Initial sPLS-DA model

gene.splsda ← splsda(X, Y, ncomp = 4, multilevel = design)
plotIndiv(gene.splsda , comp = 1:2,
group = Y, ind.names = FALSE,
ellipse = TRUE,
legend = TRUE, title = ‘PLSDA with confidence ellipses’)

To select ncomp parameter,

gene.splsda ← splsda(X, Y, ncomp = 4, multilevel = design, near.zero.var = TRUE)
perf.splsda.gene ← perf(gene.splsda,
validation = “Mfold”,
folds = 3,
nrepeat = 50,
progressBar = FALSE,
auc = TRUE)
Error in MCVfold.spls(X, Y, multilevel = multilevel, validation = validation, :
Invalid number of folds.

I read about this in a few other topics on the forum and tried to solve this mainly via:
(1) reducing number of components - but didn’t work
(2) reducing number of folds to 2, which didn’t give me an error, but I’m not sure how appropriate it is and the plot looks like the one below


(3) using validation = “loo”

perf.splsda.gene ← perf(gene.splsda,
validation = “loo”,
dist = c(“max.dist”, “centroids.dist”), #as suggested in one of the forums
progressBar = FALSE,
auc = TRUE)

They all returned with classification rate of 0, the plot looks like this:

plot(perf.splsda.gene, sd = TRUE, legend.position = “horizontal”)

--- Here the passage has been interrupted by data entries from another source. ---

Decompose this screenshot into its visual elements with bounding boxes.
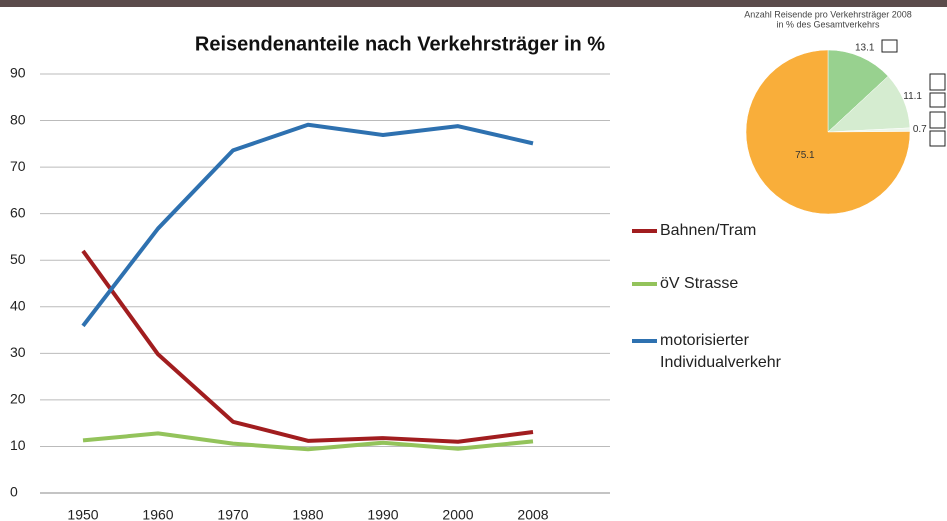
chart-title: Reisendenanteile nach Verkehrsträger in … (195, 33, 605, 55)
y-tick-label: 40 (10, 297, 26, 313)
data-label: 0.7 (913, 124, 927, 135)
y-tick-label: 50 (10, 251, 26, 267)
pie-icons (881, 39, 946, 147)
x-tick-label: 1950 (67, 507, 98, 521)
icon (881, 39, 898, 53)
pie-title: Anzahl Reisende pro Verkehrsträger 2008 (744, 9, 912, 19)
y-tick-label: 60 (10, 204, 26, 220)
series-line (82, 431, 534, 452)
icon (929, 92, 946, 108)
legend-label: öV Strasse (660, 275, 739, 292)
legend-label: Bahnen/Tram (660, 222, 757, 239)
top-bar (0, 0, 947, 7)
y-tick-label: 70 (10, 158, 26, 174)
x-tick-label: 1980 (292, 507, 323, 521)
icon (929, 73, 946, 91)
pie-slice (827, 49, 889, 133)
data-label: 11.1 (903, 91, 922, 102)
series-line (81, 249, 534, 444)
icon (929, 111, 946, 129)
x-tick-label: 2000 (442, 507, 473, 521)
y-tick-label: 0 (10, 484, 18, 500)
data-label: 75.1 (795, 150, 815, 161)
y-tick-label: 10 (10, 437, 26, 453)
y-tick-label: 80 (10, 111, 26, 127)
x-tick-label: 1990 (367, 507, 398, 521)
pie-subtitle: in % des Gesamtverkehrs (776, 19, 880, 29)
data-label: 13.1 (855, 42, 875, 53)
y-tick-label: 20 (10, 391, 26, 407)
series-line (81, 122, 534, 328)
legend-label: motorisierter Individualverkehr (660, 332, 781, 371)
y-tick-label: 30 (10, 344, 26, 360)
y-tick-label: 90 (10, 65, 26, 81)
x-tick-label: 1960 (142, 507, 173, 521)
x-tick-label: 2008 (517, 507, 548, 521)
pie-slice (745, 49, 911, 215)
icon (929, 130, 946, 147)
x-tick-label: 1970 (217, 507, 248, 521)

I also read that it could be due to multi-collinearity, which I’m not too sure how to solve this as I’m just starting out (sorry, but any help in this matter would be very much appreciated!)
So I tried to proceed with feature selection, hoping that it would show me something? And here’s the results:

list.keepX ← c(1:10, seq(20, 300, 10))
tune.splsda.GeneX<- tune.splsda(X, Y, ncomp = 3, # calculate for first 4 components
validation = ‘Mfold’,
folds = 3,
nrepeat = 50, # use repeated cross-validation
dist = ‘max.dist’, # use max.dist measure
measure = “BER”, # use balanced error rate of dist measure
test.keepX = list.keepX,
cpus = 2)
plot(tune.splsda.GeneX, col = color.jet(3))

I’m not sure how I should proceed at this point, I would really appreciate your help!!

Thank you.

Kind regards,
Mah

First things first: you’re following the right procedure and your results from the PCA are encouraging! It seems your data can be represented adequately in a lower dimension space.

Onto the Invalid number of folds issue. Using two folds (as you identified) is not valid. Reducing the number of components won’t solve the issue unfortunately. If you go to this line of the MCV.spls() function you’ll see the cases where this error is raised. In your case, folds is not NA, it is numeric and is not less than 2.

A few lines above, we can see than n is defined as the number of unique entries in multilevel[,1]. Hence, my guess is that maybe your design object which you passed in as the input to the multilevel parameter has a bit of an issue with it. If you could show me what it looks like, and maybe the head() of your X and Y dataframe I can confirm this or not for you.

Regarding the potential of it being a result of multi collinearity, I would go through and assess the pairwise correlations of each of your predictor features. A heatmap would be helpful. Using these, remove the features which are highly correlated with other features.

Another thing, don’t use the cpus argument - it’s depreciated. I’ll make note to ensure that this is communicated to users in the future. You’ll want to read up on the BPPARAM parameter.

Regarding the plots produced by tune.splsda() and perf(): without of an understanding of your data its difficult to diagnose the issue. Obviously something is going wrong if the model is always 100% accurate - irrespective of the number of features/components. I would guess something to do with the aforementioned design object may be causing this. It could also potentially be due to a high similarity between your samples (which would add credence to the idea of multi-collinearity).

What is the outcome of you running the nearZeroVar() function? A bit more exploration should yield the solution to your issue.